Misconceptions about Aging – Part one
Ageism – seldom talked about but often practiced. It can be a subtle comment like “you look good for your age”. Or it takes a more harmful form such as job loss or patronizing health care providers, which can lead to over or under treating conditions.
Without realizing it, many older adults are also guilty of ageism. It happens by thinking “at their age” there are many things they cannot or should not engage in. The following misconceptions may help put the process of aging in a more realistic, and positive light.
1: Genetic makeup means you will enjoy good health.
While certainly significant, lifestyle choices, environmental factors such as cleanliness of water, food, air, social interactions, to name a few, also play a vital role in healthy aging.
2: Absence of disease is the only indication of good health.
Older adults may experience more than one health condition at the same time but are still able to enjoy things that are important to them. A person’s physical and mental capacities are also an indicator of good health in addition to the absence or presence of disease.
3: Depression is common among older adults.
Depression is not a normal part of aging, however, there is an increased risk since approximately 80% of older adults have at least one chronic health condition.
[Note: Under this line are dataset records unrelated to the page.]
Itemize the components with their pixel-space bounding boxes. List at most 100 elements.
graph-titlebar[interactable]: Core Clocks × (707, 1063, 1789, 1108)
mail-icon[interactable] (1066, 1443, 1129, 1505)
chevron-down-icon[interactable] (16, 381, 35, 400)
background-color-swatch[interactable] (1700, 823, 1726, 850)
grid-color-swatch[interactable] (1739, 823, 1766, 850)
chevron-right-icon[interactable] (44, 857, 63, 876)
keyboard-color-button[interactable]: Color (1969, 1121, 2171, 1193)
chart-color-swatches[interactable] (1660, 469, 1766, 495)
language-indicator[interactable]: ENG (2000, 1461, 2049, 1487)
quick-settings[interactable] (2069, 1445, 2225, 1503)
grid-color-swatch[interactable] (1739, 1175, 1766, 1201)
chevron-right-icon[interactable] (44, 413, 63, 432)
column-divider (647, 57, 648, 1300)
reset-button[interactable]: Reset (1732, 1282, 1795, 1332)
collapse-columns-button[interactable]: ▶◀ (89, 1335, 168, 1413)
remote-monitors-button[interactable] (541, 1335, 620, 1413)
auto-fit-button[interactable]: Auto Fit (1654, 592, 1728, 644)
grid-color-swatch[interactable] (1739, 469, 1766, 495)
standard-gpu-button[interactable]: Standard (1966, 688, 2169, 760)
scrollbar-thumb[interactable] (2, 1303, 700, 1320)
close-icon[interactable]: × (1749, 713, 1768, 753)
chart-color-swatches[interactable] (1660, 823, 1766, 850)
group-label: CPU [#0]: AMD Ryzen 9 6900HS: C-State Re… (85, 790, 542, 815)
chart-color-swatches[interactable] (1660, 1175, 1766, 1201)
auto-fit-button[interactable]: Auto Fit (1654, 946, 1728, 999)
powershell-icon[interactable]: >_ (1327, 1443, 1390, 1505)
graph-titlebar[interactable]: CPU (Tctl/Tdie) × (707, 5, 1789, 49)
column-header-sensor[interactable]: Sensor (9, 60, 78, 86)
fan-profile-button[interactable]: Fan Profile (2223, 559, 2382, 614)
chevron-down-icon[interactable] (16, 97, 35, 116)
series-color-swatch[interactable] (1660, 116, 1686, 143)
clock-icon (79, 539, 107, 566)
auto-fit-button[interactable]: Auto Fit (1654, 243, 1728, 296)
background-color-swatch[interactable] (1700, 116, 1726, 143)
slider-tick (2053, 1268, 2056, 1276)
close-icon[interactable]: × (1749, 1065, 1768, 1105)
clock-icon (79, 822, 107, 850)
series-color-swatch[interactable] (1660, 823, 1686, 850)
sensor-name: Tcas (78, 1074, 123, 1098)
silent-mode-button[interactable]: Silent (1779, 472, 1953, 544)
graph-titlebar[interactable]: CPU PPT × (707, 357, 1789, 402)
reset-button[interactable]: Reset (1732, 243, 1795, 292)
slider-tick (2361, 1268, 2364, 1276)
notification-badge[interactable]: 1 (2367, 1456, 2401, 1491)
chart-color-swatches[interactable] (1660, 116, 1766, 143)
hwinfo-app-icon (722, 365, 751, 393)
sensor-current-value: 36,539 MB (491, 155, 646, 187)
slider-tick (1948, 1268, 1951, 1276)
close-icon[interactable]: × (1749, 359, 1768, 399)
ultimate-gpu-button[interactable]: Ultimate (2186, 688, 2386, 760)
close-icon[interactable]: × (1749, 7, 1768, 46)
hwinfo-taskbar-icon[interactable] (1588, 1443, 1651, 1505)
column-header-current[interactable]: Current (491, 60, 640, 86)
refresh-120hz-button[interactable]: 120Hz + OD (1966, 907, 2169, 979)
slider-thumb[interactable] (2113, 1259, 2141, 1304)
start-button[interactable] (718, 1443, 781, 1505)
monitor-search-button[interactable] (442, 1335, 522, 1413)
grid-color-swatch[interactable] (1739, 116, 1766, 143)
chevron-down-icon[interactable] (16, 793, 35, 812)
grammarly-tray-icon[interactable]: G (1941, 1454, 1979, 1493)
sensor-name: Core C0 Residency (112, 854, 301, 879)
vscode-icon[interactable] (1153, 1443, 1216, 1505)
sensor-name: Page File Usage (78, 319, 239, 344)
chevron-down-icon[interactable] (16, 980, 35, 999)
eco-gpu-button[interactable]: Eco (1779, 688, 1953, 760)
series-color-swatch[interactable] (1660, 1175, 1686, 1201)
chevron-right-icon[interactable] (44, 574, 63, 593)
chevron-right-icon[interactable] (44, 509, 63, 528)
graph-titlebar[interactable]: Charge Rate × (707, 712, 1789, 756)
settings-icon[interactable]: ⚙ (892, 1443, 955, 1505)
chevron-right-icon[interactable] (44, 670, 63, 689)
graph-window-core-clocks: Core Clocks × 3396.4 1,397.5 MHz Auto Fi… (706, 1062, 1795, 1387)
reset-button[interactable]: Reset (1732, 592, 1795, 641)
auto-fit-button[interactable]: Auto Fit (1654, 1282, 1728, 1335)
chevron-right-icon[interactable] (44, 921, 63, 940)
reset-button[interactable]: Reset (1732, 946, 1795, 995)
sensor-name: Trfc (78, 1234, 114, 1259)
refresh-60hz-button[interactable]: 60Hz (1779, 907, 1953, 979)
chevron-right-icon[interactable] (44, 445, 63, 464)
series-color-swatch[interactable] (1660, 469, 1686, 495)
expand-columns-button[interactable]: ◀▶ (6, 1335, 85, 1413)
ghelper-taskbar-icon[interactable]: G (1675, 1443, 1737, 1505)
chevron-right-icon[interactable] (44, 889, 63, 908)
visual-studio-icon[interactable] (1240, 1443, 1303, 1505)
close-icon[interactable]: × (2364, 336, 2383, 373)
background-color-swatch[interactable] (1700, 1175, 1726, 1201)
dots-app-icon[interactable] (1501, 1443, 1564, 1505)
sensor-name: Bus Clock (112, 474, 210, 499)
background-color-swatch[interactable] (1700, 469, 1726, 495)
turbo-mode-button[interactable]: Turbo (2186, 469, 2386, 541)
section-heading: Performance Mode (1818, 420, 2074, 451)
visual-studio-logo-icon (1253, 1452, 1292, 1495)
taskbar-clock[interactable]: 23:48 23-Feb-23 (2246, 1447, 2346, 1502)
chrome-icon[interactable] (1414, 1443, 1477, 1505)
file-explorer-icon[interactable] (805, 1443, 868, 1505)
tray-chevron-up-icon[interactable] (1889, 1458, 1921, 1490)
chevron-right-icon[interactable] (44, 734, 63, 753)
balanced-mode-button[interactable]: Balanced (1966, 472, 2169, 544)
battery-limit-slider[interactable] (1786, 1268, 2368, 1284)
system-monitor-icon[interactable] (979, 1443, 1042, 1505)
Depression is more common in people who also have illnesses like cancer or heart disease. (www.cdc.gov/aging/depression).
4: Chronological age is the best indicator in determining when someone is “old”.
This is a poor indicator. Chronological age is used to determine eligibility for certain milestones and rights, such as voting, driving, drinking, and retirement. Functional age takes into consideration factors such as how an individual looks and their capabilities both physically and cognitively. Subjective age is another measurement –you’re as young as you feel!